Integrable Systems and Topology of Isospectral Manifolds

TL;DR

This paper explores the complex topology of isospectral manifolds in integrable systems, especially where singularities prevent direct application of classical theorems, and introduces new results using the Volterra system.

Contribution

It extends the understanding of isospectral manifold topology beyond classical cases by analyzing zero-diagonal Jacobi matrices with the Volterra system.

Findings

Topology of isospectral varieties of zero-diagonal Jacobi matrices is characterized.

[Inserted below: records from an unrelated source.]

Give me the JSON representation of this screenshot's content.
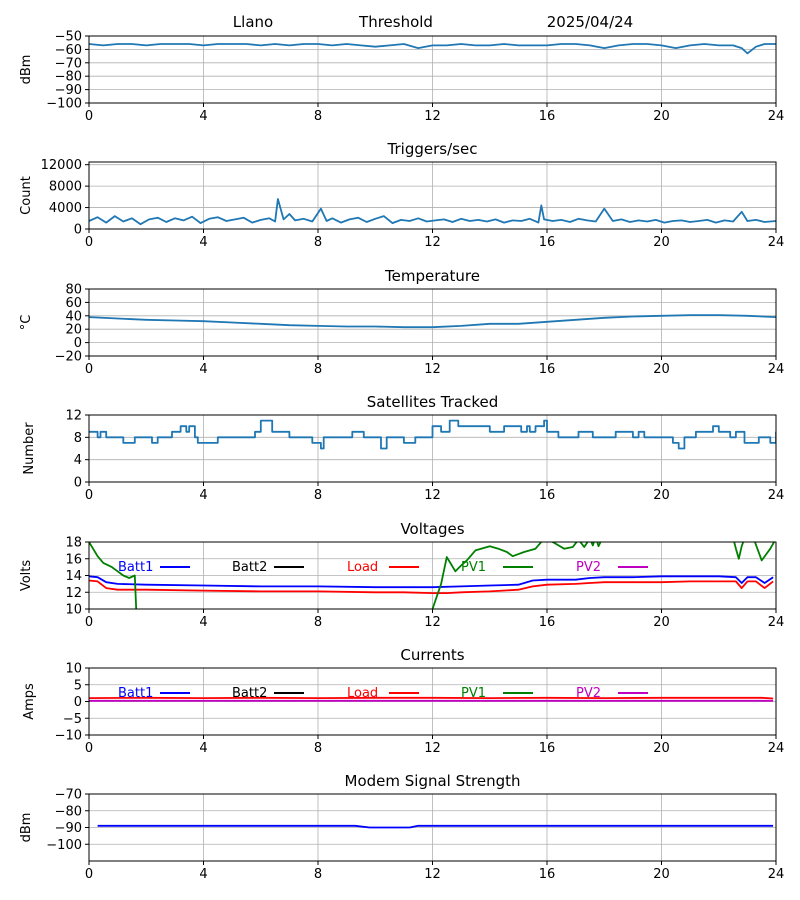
{
  "header": {
    "station": "Llano",
    "mode": "Threshold",
    "date": "2025/04/24"
  },
  "colors": {
    "default": "#1f77b4",
    "Batt1": "#0000ff",
    "Batt2": "#000000",
    "Load": "#ff0000",
    "PV1": "#008000",
    "PV2": "#bf00bf"
  },
  "chart_data": [
    {
      "id": "threshold",
      "type": "line",
      "title": "",
      "ylabel": "dBm",
      "xlim": [
        0,
        24
      ],
      "xticks": [
        0,
        4,
        8,
        12,
        16,
        20,
        24
      ],
      "ylim": [
        -100,
        -50
      ],
      "yticks": [
        -100,
        -90,
        -80,
        -70,
        -60,
        -50
      ],
      "grid": true,
      "series": [
        {
          "color": "default",
          "x": [
            0,
            0.5,
            1,
            1.5,
            2,
            2.5,
            3,
            3.5,
            4,
            4.5,
            5,
            5.5,
            6,
            6.5,
            7,
            7.5,
            8,
            8.5,
            9,
            9.5,
            10,
            10.5,
            11,
            11.5,
            12,
            12.5,
            13,
            13.5,
            14,
            14.5,
            15,
            15.5,
            16,
            16.5,
            17,
            17.5,
            18,
            18.5,
            19,
            19.5,
            20,
            20.5,
            21,
            21.5,
            22,
            22.5,
            22.8,
            23,
            23.3,
            23.6,
            24
          ],
          "y": [
            -56,
            -57,
            -56,
            -56,
            -57,
            -56,
            -56,
            -56,
            -57,
            -56,
            -56,
            -56,
            -57,
            -56,
            -57,
            -56,
            -56,
            -57,
            -56,
            -57,
            -58,
            -57,
            -56,
            -59,
            -57,
            -57,
            -56,
            -57,
            -57,
            -56,
            -57,
            -57,
            -57,
            -56,
            -56,
            -57,
            -59,
            -57,
            -56,
            -56,
            -57,
            -59,
            -57,
            -56,
            -57,
            -57,
            -59,
            -63,
            -58,
            -56,
            -56
          ]
        }
      ]
    },
    {
      "id": "triggers",
      "type": "line",
      "title": "Triggers/sec",
      "ylabel": "Count",
      "xlim": [
        0,
        24
      ],
      "xticks": [
        0,
        4,
        8,
        12,
        16,
        20,
        24
      ],
      "ylim": [
        0,
        12500
      ],
      "yticks": [
        0,
        4000,
        8000,
        12000
      ],
      "grid": true,
      "series": [
        {
          "color": "default",
          "x": [
            0,
            0.3,
            0.6,
            0.9,
            1.2,
            1.5,
            1.8,
            2.1,
            2.4,
            2.7,
            3,
            3.3,
            3.6,
            3.9,
            4.2,
            4.5,
            4.8,
            5.1,
            5.4,
            5.7,
            6,
            6.3,
            6.5,
            6.6,
            6.8,
            7,
            7.2,
            7.5,
            7.8,
            8.1,
            8.3,
            8.5,
            8.8,
            9.1,
            9.4,
            9.7,
            10,
            10.3,
            10.6,
            10.9,
            11.2,
            11.5,
            11.8,
            12.1,
            12.4,
            12.7,
            13,
            13.3,
            13.6,
            13.9,
            14.2,
            14.5,
            14.8,
            15.1,
            15.4,
            15.7,
            15.8,
            15.9,
            16.2,
            16.5,
            16.8,
            17.1,
            17.4,
            17.7,
            18,
            18.3,
            18.6,
            18.9,
            19.2,
            19.5,
            19.8,
            20.1,
            20.4,
            20.7,
            21,
            21.3,
            21.6,
            21.9,
            22.2,
            22.5,
            22.8,
            23,
            23.3,
            23.6,
            24
          ],
          "y": [
            1500,
            2200,
            1200,
            2400,
            1400,
            2000,
            900,
            1800,
            2100,
            1300,
            2000,
            1600,
            2300,
            1100,
            1900,
            2200,
            1500,
            1800,
            2100,
            1200,
            1700,
            2000,
            1400,
            5600,
            1800,
            2800,
            1600,
            1900,
            1400,
            3800,
            1500,
            2000,
            1200,
            1800,
            2100,
            1300,
            1900,
            2400,
            1100,
            1700,
            1500,
            2000,
            1400,
            1600,
            1800,
            1300,
            1900,
            1500,
            1700,
            1400,
            1800,
            1200,
            1600,
            1500,
            1900,
            1200,
            4400,
            1800,
            1500,
            1700,
            1300,
            1900,
            1600,
            1400,
            3800,
            1500,
            1800,
            1300,
            1600,
            1400,
            1700,
            1200,
            1500,
            1600,
            1300,
            1500,
            1700,
            1200,
            1600,
            1400,
            3200,
            1500,
            1700,
            1300,
            1500
          ]
        }
      ]
    },
    {
      "id": "temperature",
      "type": "line",
      "title": "Temperature",
      "ylabel": "°C",
      "xlim": [
        0,
        24
      ],
      "xticks": [
        0,
        4,
        8,
        12,
        16,
        20,
        24
      ],
      "ylim": [
        -20,
        80
      ],
      "yticks": [
        -20,
        0,
        20,
        40,
        60,
        80
      ],
      "grid": true,
      "series": [
        {
          "color": "default",
          "x": [
            0,
            1,
            2,
            3,
            4,
            5,
            6,
            7,
            8,
            9,
            10,
            11,
            12,
            13,
            14,
            15,
            16,
            17,
            18,
            19,
            20,
            21,
            22,
            23,
            24
          ],
          "y": [
            38,
            36,
            34,
            33,
            32,
            30,
            28,
            26,
            25,
            24,
            24,
            23,
            23,
            25,
            28,
            28,
            31,
            34,
            37,
            39,
            40,
            41,
            41,
            40,
            38
          ]
        }
      ]
    },
    {
      "id": "satellites",
      "type": "line",
      "title": "Satellites Tracked",
      "ylabel": "Number",
      "xlim": [
        0,
        24
      ],
      "xticks": [
        0,
        4,
        8,
        12,
        16,
        20,
        24
      ],
      "ylim": [
        0,
        12
      ],
      "yticks": [
        0,
        4,
        8,
        12
      ],
      "grid": true,
      "series": [
        {
          "color": "default",
          "step": true,
          "x": [
            0,
            0.3,
            0.4,
            0.6,
            1,
            1.2,
            1.6,
            2,
            2.2,
            2.4,
            2.9,
            3.1,
            3.2,
            3.4,
            3.5,
            3.7,
            3.8,
            4.5,
            4.8,
            5.8,
            6,
            6.4,
            6.7,
            7,
            7.4,
            7.8,
            8.1,
            8.2,
            8.6,
            9.2,
            9.6,
            10,
            10.2,
            10.4,
            11,
            11.4,
            11.7,
            12,
            12.3,
            12.6,
            12.9,
            13.5,
            14,
            14.5,
            15.1,
            15.3,
            15.4,
            15.6,
            15.9,
            16,
            16.2,
            16.4,
            17,
            17.1,
            17.6,
            18.4,
            18.9,
            19,
            19.2,
            19.4,
            19.9,
            20.4,
            20.6,
            20.8,
            21.2,
            21.8,
            22,
            22.4,
            22.6,
            22.9,
            23.4,
            23.8,
            24
          ],
          "y": [
            9,
            8,
            9,
            8,
            8,
            7,
            8,
            8,
            7,
            8,
            9,
            9,
            10,
            9,
            10,
            8,
            7,
            8,
            8,
            9,
            11,
            9,
            9,
            8,
            8,
            7,
            6,
            8,
            8,
            9,
            8,
            8,
            6,
            8,
            7,
            8,
            8,
            10,
            9,
            11,
            10,
            10,
            9,
            10,
            9,
            10,
            9,
            10,
            11,
            9,
            9,
            8,
            8,
            9,
            8,
            9,
            9,
            8,
            9,
            8,
            8,
            7,
            6,
            8,
            9,
            10,
            9,
            8,
            9,
            7,
            8,
            7,
            9
          ]
        }
      ]
    },
    {
      "id": "voltages",
      "type": "line",
      "title": "Voltages",
      "ylabel": "Volts",
      "xlim": [
        0,
        24
      ],
      "xticks": [
        0,
        4,
        8,
        12,
        16,
        20,
        24
      ],
      "ylim": [
        10,
        18
      ],
      "yticks": [
        10,
        12,
        14,
        16,
        18
      ],
      "grid": true,
      "legend": "top",
      "legend_entries": [
        "Batt1",
        "Batt2",
        "Load",
        "PV1",
        "PV2"
      ],
      "series": [
        {
          "name": "Batt1",
          "color": "Batt1",
          "x": [
            0,
            0.3,
            0.6,
            1,
            2,
            4,
            6,
            8,
            10,
            12,
            13,
            14,
            15,
            15.5,
            16,
            17,
            17.5,
            18,
            19,
            20,
            21,
            22,
            22.6,
            22.8,
            23,
            23.3,
            23.6,
            23.9
          ],
          "y": [
            13.9,
            13.8,
            13.2,
            13,
            12.9,
            12.8,
            12.7,
            12.7,
            12.6,
            12.6,
            12.7,
            12.8,
            12.9,
            13.4,
            13.5,
            13.5,
            13.7,
            13.8,
            13.8,
            13.9,
            13.9,
            13.9,
            13.8,
            13.1,
            13.8,
            13.8,
            13.1,
            13.8
          ]
        },
        {
          "name": "Load",
          "color": "Load",
          "x": [
            0,
            0.3,
            0.6,
            1,
            2,
            4,
            6,
            8,
            10,
            11,
            12,
            12.5,
            13,
            14,
            15,
            15.5,
            16,
            17,
            17.5,
            18,
            19,
            20,
            21,
            22,
            22.6,
            22.8,
            23,
            23.3,
            23.6,
            23.9
          ],
          "y": [
            13.4,
            13.3,
            12.5,
            12.3,
            12.3,
            12.2,
            12.1,
            12.1,
            12.0,
            12.0,
            11.9,
            11.9,
            12.0,
            12.1,
            12.3,
            12.7,
            12.9,
            13.0,
            13.1,
            13.2,
            13.2,
            13.2,
            13.3,
            13.3,
            13.3,
            12.5,
            13.3,
            13.3,
            12.5,
            13.3
          ]
        },
        {
          "name": "PV1",
          "color": "PV1",
          "segments": true,
          "x": [
            [
              0,
              0.3,
              0.5,
              0.8,
              1,
              1.2,
              1.4,
              1.6,
              1.65
            ],
            [
              12,
              12.3,
              12.5,
              12.8,
              13,
              13.2,
              13.5,
              14,
              14.3,
              14.6,
              14.8,
              15.2,
              15.6,
              16,
              16.2,
              16.6,
              16.9,
              17.1,
              17.3,
              17.5,
              17.6,
              17.7,
              17.8,
              17.9
            ],
            [
              22.5,
              22.6,
              22.7,
              22.8,
              22.9,
              23.2,
              23.5,
              23.8,
              24
            ]
          ],
          "y": [
            [
              18,
              16.3,
              15.5,
              15,
              14.5,
              14,
              13.7,
              14,
              10
            ],
            [
              10,
              13,
              16.2,
              14.5,
              15.2,
              15.8,
              17,
              17.5,
              17.2,
              16.8,
              16.3,
              16.8,
              17.2,
              18.8,
              18,
              17.2,
              17.4,
              18.3,
              17.4,
              18.4,
              17.6,
              18.6,
              17.5,
              18.2
            ],
            [
              18.5,
              17.2,
              16,
              17.5,
              18.4,
              18.6,
              15.8,
              17.2,
              18.4
            ]
          ]
        }
      ]
    },
    {
      "id": "currents",
      "type": "line",
      "title": "Currents",
      "ylabel": "Amps",
      "xlim": [
        0,
        24
      ],
      "xticks": [
        0,
        4,
        8,
        12,
        16,
        20,
        24
      ],
      "ylim": [
        -10,
        10
      ],
      "yticks": [
        -10,
        -5,
        0,
        5,
        10
      ],
      "grid": true,
      "legend": "top",
      "legend_entries": [
        "Batt1",
        "Batt2",
        "Load",
        "PV1",
        "PV2"
      ],
      "series": [
        {
          "name": "Load",
          "color": "Load",
          "x": [
            0,
            2,
            4,
            6,
            8,
            10,
            12,
            14,
            16,
            18,
            20,
            22,
            23.5,
            23.9
          ],
          "y": [
            1,
            1.1,
            1,
            1.1,
            1,
            1.1,
            1.1,
            1,
            1.1,
            1,
            1.1,
            1.1,
            1.1,
            0.9
          ]
        },
        {
          "name": "PV2",
          "color": "PV2",
          "x": [
            0,
            23.9
          ],
          "y": [
            0.2,
            0.2
          ]
        }
      ]
    },
    {
      "id": "modem",
      "type": "line",
      "title": "Modem Signal Strength",
      "ylabel": "dBm",
      "xlim": [
        0,
        24
      ],
      "xticks": [
        0,
        4,
        8,
        12,
        16,
        20,
        24
      ],
      "ylim": [
        -110,
        -70
      ],
      "yticks": [
        -100,
        -90,
        -80,
        -70
      ],
      "grid": true,
      "series": [
        {
          "color": "Batt1",
          "x": [
            0.3,
            4,
            8,
            9.3,
            9.8,
            10.5,
            11.2,
            11.5,
            12,
            16,
            20,
            23.9
          ],
          "y": [
            -89,
            -89,
            -89,
            -89,
            -90,
            -90,
            -90,
            -89,
            -89,
            -89,
            -89,
            -89
          ]
        }
      ]
    }
  ]
}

Flow methods can analyze topology even with singularities in the phase space.

New results generalize previous studies on Toda lattice and related systems.

Abstract

The well known Liouville-Arnold theorem says that if a level surface of integrals of an integrable system is compact and connected, then it is a torus. However, in some important examples of integrable systems the topology of a level surface of integrals is quite complicated. This is due to the fact that in these examples the phase space has points where either the Hamiltonian is singular or the symplectic form is singular or degenerate. In such situations the Liouville-Arnold theorem does not apply. However, sometimes it is possible to define the corresponding flow on the whole level surface of integrals and use this flow to investigate the topology. Tomei (1982) and Fried (1986) used the Toda lattice to study the topology of the isospectral variety of Jacobi matrices. We recall these results and we also expose new results concerning the topology of the isospectral variety of zero-diagonal Jacobi matrices. This topology is studied using the Volterra system.